2019, DOI: 10.1111/pce.13473
BSD2 is a Rubisco‐specific assembly chaperone, forms intermediary hetero‐oligomeric complexes, and is nonlimiting to growth in tobacco
Brendon Conlan, Rosemary Birch, Celine Kelso, Sophie Holland, Amanda P. De Souza, Stephen P. Long, Jennifer L. Beck, and Spencer M. Whitney
The folding and assembly of Rubisco large and small subunits into L8S8 holoenzyme in chloroplasts involves many auxiliary factors, including the chaperone BSD2. Here we identify apparent intermediary Rubisco‐BSD2 assembly complexes in the model C3 plant tobacco. We show BSD2 and Rubisco content decrease in tandem with leaf age with approximately half of the BSD2 in young leaves (~70 nmol BSD2 protomer.m2) stably integrated in putative intermediary Rubisco complexes that account for <0.2% of the L8S8pool. RNAi‐silencing BSD2 production in transplastomic tobacco producing bacterial L2Rubisco had no effect on leaf photosynthesis, cell ultrastructure, or plant growth. Genetic crossing the same RNAi‐bsd2 alleles into wild‐type tobacco however impaired L8S8Rubisco production and plant growth, indicating the only critical function of BSD2 is in Rubisco biogenesis.
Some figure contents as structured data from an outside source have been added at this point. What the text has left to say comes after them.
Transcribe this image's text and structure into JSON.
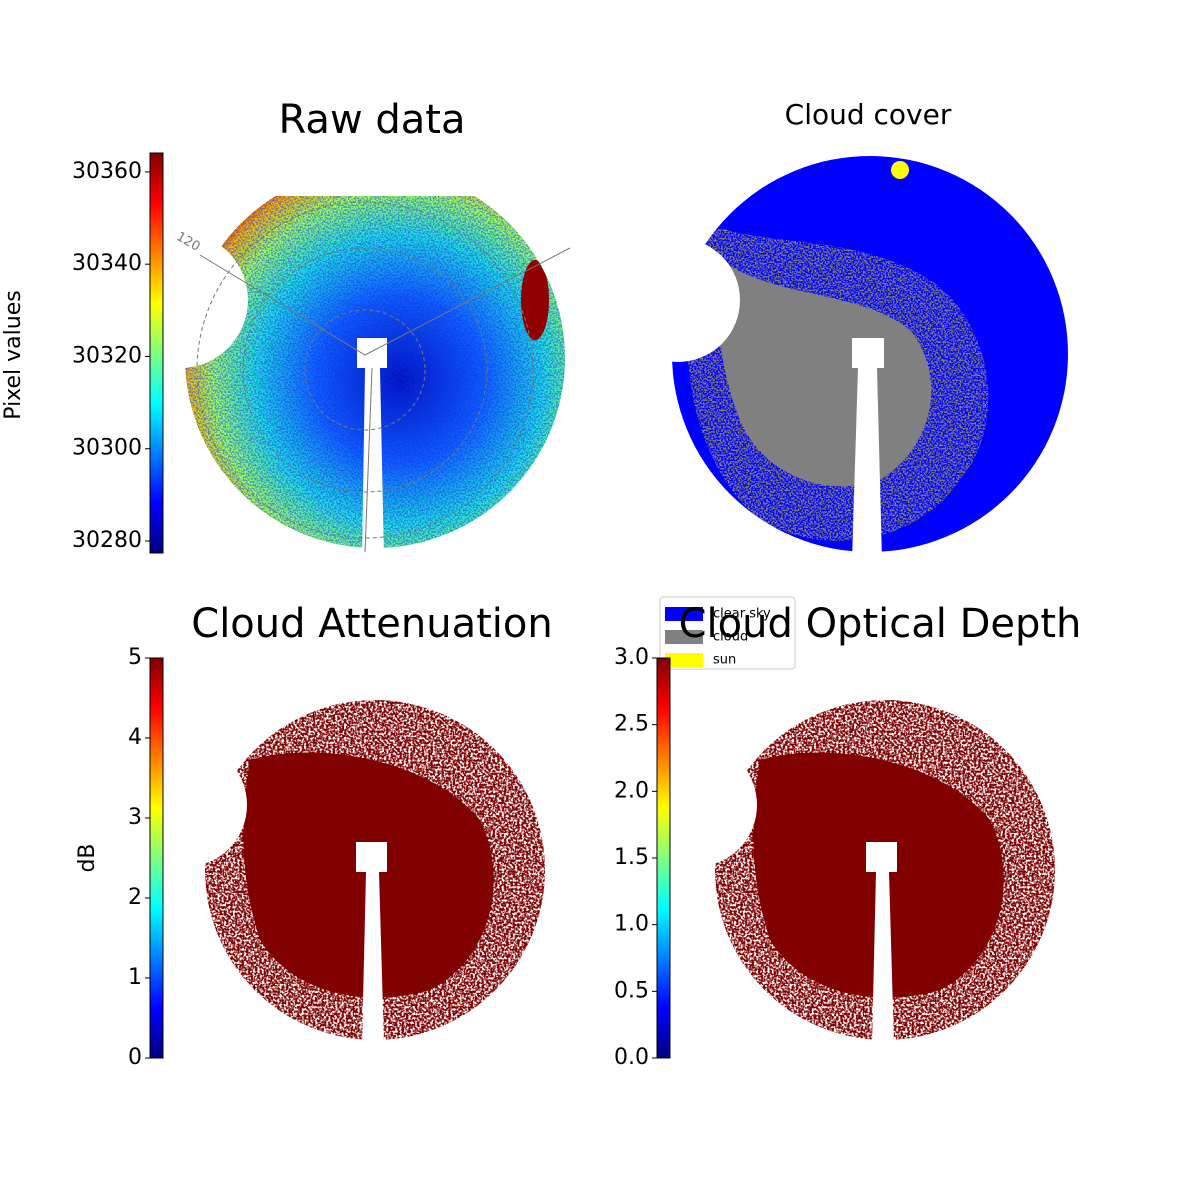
{
  "chart_data": [
    {
      "type": "image",
      "title": "Raw data",
      "colorbar_label": "Pixel values",
      "colormap": "jet",
      "ylim": [
        30277.4,
        30364.1
      ],
      "yticks": [
        30280,
        30300,
        30320,
        30340,
        30360
      ],
      "polar_labels": [
        "120"
      ]
    },
    {
      "type": "image",
      "title": "Cloud cover",
      "legend": "lower left",
      "series": [
        {
          "name": "clear sky",
          "color": "#0000ff"
        },
        {
          "name": "cloud",
          "color": "#808080"
        },
        {
          "name": "sun",
          "color": "#ffff00"
        }
      ]
    },
    {
      "type": "image",
      "title": "Cloud Attenuation",
      "colorbar_label": "dB",
      "colormap": "jet",
      "ylim": [
        0,
        5
      ],
      "yticks": [
        0,
        1,
        2,
        3,
        4,
        5
      ]
    },
    {
      "type": "image",
      "title": "Cloud Optical Depth",
      "colormap": "jet",
      "ylim": [
        0,
        3
      ],
      "yticks": [
        {
          "value": 0,
          "label": "0.0"
        },
        {
          "value": 0.5,
          "label": "0.5"
        },
        {
          "value": 1,
          "label": "1.0"
        },
        {
          "value": 1.5,
          "label": "1.5"
        },
        {
          "value": 2,
          "label": "2.0"
        },
        {
          "value": 2.5,
          "label": "2.5"
        },
        {
          "value": 3,
          "label": "3.0"
        }
      ]
    }
  ]
}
Agrobacterium mediated transient expression of tobacco, Arabidopsis, or maize BSD2 reinstated Rubisco biogenesis in BSD2‐silenced tobacco. Overexpressing BSD2 in tobacco chloroplasts however did not alter Rubisco content, activation status, leaf photosynthesis rate, or plant growth in the field or in the glasshouse at 20°C or 35°C. Our findings indicate BSD2 functions exclusively in Rubisco biogenesis, can efficiently facilitate heterologous plant Rubisco assembly, and is produced in amounts nonlimiting to tobacco growth.